# Two Member Frame - Fixed/Fixed Top Point Load

Written by Jerry Ratzlaff on . Posted in Structural

## two Member Frame - Fixed/Fixed Top Point Load formulas

 $$\large{ e = \frac{h}{L} }$$ $$\large{ \beta = \frac{I_h}{I_v} }$$ $$\large{ R_A = \frac{P\;x^2}{2\;L^3 \; \left( \beta \; e \;+\; 1 \right) } \; \left[ \beta \; e \; \left( 3 \; L - x \right) + 2 \;\left( 3 \; L - 2 \; x \right) \right] }$$ $$\large{ R_D = P - R_A }$$ $$\large{ H_A = H_D = \frac{3\;P\;x^2}{2\;h\;L^2} \; \left( \frac{L\;-\;x}{ \beta\;e \;+\; 1} \right) }$$ $$\large{ M_A = \frac{P\;x^2}{2\;L^2} \; \left( \frac{L\;-\;x}{ \beta\;e \;+\; 1} \right) }$$ $$\large{ M_B = \frac{P\;x^2}{L^2} \; \left( \frac{L\;-\;x}{ \beta\;e \;+\; 1} \right) }$$ $$\large{ M_C = R_B\;x - M_B }$$ $$\large{ M_D = \frac{P\;x \;\left( L \;-\; 1 \right) }{ 2\;L^2 } \; \left( \frac{ \beta\;e\;\left( 2\;L \;-\; x \right) \;+\;2\;\left( L \;-\; x \right) }{\beta \;e\;+\;1} \right) }$$

### Where:

$$\large{ h }$$ = height of frame

$$\large{ x }$$ =  horizontal distance from reaction point

$$\large{ H }$$ =  horizontal reaction load at bearing point

$$\large{ M }$$ = maximum bending moment

$$\large{ A, B, C, D }$$ = points of intersection on frame

$$\large{ R }$$ = reaction load at bearing point

$$\large{ I }$$ = second moment of area (moment of inertia)

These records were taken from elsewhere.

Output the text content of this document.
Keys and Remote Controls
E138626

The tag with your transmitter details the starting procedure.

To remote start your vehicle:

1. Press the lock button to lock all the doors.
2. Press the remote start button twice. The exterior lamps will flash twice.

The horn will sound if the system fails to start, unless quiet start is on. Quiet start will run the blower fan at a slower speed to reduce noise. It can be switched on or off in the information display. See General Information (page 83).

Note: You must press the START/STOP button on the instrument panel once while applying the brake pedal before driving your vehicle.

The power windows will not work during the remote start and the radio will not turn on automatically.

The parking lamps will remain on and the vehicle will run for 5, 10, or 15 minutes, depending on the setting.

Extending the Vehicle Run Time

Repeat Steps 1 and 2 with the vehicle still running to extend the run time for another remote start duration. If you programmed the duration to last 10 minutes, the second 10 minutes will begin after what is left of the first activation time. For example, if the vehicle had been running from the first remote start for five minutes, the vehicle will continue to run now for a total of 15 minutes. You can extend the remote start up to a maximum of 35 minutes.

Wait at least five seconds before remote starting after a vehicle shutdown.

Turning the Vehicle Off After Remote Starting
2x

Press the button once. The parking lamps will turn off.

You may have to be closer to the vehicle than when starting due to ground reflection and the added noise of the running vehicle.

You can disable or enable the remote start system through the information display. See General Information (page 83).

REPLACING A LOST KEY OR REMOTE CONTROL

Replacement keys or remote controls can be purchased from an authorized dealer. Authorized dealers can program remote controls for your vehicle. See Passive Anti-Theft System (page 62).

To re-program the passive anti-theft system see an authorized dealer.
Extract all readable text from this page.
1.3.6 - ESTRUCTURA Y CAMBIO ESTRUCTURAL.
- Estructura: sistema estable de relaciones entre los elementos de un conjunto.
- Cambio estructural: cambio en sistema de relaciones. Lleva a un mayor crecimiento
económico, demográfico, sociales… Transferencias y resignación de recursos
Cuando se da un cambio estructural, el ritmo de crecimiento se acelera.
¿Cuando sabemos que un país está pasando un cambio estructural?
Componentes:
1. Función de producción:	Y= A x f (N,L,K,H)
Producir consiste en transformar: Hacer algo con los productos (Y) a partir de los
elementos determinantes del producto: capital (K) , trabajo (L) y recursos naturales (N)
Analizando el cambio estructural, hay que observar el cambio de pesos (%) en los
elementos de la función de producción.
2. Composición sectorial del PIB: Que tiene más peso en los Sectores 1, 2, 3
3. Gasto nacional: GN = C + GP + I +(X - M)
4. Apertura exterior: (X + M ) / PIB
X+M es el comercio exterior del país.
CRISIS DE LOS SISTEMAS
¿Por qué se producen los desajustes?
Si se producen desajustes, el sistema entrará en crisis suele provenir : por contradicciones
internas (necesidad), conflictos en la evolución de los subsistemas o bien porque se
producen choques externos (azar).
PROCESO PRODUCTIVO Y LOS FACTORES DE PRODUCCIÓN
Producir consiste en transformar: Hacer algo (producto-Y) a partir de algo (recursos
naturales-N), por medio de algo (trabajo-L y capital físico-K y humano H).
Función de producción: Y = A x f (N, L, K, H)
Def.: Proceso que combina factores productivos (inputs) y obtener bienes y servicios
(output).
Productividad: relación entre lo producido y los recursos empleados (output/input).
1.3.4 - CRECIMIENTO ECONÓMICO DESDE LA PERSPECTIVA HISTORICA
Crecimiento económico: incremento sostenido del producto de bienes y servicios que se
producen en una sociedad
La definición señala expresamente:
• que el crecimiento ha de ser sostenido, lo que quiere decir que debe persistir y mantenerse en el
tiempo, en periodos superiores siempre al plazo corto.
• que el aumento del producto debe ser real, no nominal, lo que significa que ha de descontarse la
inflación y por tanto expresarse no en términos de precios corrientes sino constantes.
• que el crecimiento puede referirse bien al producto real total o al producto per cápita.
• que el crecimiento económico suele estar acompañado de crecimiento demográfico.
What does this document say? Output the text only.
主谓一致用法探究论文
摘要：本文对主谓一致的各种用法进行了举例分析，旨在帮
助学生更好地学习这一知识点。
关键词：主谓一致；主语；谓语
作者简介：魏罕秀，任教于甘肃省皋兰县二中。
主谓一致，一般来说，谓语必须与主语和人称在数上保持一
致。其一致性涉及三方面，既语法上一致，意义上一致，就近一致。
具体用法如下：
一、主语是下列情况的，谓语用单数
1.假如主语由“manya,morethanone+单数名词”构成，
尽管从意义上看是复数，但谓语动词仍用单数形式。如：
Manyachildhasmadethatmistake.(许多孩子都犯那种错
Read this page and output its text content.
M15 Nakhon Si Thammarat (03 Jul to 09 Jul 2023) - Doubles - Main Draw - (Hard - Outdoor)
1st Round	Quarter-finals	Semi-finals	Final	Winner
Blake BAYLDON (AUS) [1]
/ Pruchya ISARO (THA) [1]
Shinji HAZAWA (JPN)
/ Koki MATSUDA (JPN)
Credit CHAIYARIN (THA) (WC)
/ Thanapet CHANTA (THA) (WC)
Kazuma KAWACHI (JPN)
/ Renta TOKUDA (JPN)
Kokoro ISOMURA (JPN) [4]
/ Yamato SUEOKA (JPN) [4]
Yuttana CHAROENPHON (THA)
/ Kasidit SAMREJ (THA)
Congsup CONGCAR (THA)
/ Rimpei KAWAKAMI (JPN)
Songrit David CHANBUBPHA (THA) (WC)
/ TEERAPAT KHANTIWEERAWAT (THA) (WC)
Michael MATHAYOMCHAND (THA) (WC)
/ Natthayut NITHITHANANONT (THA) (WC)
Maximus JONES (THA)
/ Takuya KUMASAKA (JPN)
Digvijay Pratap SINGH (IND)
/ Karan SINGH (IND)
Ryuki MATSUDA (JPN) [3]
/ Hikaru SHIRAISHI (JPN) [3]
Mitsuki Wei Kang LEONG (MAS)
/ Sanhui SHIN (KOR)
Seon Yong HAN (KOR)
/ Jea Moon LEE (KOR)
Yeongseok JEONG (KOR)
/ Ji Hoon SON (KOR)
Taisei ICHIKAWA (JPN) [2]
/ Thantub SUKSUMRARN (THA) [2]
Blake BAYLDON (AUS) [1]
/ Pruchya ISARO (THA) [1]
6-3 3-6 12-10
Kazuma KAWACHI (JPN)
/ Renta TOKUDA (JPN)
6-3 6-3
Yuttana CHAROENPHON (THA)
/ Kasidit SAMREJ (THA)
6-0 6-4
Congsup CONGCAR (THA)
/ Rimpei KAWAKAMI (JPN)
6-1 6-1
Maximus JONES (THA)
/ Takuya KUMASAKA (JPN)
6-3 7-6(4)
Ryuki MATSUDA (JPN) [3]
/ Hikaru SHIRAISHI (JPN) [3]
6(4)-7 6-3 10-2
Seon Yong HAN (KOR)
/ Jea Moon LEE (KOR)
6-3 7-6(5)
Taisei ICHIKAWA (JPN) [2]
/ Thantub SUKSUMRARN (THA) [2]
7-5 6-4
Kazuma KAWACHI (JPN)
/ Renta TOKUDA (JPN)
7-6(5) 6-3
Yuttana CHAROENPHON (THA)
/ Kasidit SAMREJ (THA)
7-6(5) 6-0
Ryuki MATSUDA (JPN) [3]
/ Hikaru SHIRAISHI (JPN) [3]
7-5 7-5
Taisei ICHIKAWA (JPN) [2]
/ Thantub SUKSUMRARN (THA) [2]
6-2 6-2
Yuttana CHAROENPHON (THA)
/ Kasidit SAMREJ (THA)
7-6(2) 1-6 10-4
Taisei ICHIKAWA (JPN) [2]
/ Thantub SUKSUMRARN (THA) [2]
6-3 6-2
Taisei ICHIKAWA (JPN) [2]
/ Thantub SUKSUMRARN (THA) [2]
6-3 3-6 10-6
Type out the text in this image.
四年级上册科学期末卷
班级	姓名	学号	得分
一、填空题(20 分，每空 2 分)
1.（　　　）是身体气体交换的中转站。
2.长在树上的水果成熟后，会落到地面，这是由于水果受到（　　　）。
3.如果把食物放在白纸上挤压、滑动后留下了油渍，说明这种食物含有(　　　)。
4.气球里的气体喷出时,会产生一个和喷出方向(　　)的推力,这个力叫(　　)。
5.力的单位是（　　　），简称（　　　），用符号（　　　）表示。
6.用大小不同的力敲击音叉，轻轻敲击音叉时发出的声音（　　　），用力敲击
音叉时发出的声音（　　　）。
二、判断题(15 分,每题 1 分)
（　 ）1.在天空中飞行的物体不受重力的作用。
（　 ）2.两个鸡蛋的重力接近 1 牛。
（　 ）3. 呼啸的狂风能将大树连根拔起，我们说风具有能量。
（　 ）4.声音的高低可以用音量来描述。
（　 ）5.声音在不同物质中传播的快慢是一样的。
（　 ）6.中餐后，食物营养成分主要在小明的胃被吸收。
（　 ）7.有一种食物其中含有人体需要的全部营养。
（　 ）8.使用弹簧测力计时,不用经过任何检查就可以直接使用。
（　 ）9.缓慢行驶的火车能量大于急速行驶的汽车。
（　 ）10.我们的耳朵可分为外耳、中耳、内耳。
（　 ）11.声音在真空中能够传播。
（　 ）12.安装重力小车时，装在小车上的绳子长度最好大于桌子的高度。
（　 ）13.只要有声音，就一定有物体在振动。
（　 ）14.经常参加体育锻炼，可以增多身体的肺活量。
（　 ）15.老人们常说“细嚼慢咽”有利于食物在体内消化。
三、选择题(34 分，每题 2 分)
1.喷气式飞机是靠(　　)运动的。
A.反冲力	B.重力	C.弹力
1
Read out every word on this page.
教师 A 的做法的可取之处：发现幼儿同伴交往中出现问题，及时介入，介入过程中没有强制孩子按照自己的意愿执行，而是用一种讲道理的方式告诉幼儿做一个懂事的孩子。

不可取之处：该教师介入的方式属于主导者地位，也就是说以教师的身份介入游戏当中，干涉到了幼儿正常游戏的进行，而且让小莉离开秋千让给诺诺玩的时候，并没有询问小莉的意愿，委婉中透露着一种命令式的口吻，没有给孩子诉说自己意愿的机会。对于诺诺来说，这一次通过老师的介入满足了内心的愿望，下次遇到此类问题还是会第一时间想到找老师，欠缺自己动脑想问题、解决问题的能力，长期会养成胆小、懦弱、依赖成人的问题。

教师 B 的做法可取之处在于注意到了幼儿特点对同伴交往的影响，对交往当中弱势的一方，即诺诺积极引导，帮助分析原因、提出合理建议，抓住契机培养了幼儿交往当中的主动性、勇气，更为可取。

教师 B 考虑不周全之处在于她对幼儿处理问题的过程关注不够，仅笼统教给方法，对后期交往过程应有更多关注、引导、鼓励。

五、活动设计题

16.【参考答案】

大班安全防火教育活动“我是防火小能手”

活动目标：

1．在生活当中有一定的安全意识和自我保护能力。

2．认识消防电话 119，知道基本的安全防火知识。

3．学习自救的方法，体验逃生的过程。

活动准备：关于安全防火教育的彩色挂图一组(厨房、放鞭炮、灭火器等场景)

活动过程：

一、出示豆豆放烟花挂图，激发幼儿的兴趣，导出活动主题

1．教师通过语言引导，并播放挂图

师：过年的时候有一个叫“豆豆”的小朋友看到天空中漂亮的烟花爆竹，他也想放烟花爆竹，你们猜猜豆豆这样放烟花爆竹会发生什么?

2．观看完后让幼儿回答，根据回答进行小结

$$\large{ I_h }$$ = horizontal second moment of area (moment of inertia)

$$\large{ I_v }$$ = vertical second moment of area (moment of inertia)

$$\large{ L }$$ = span length of the bending member

$$\large{ P }$$ = total concentrated load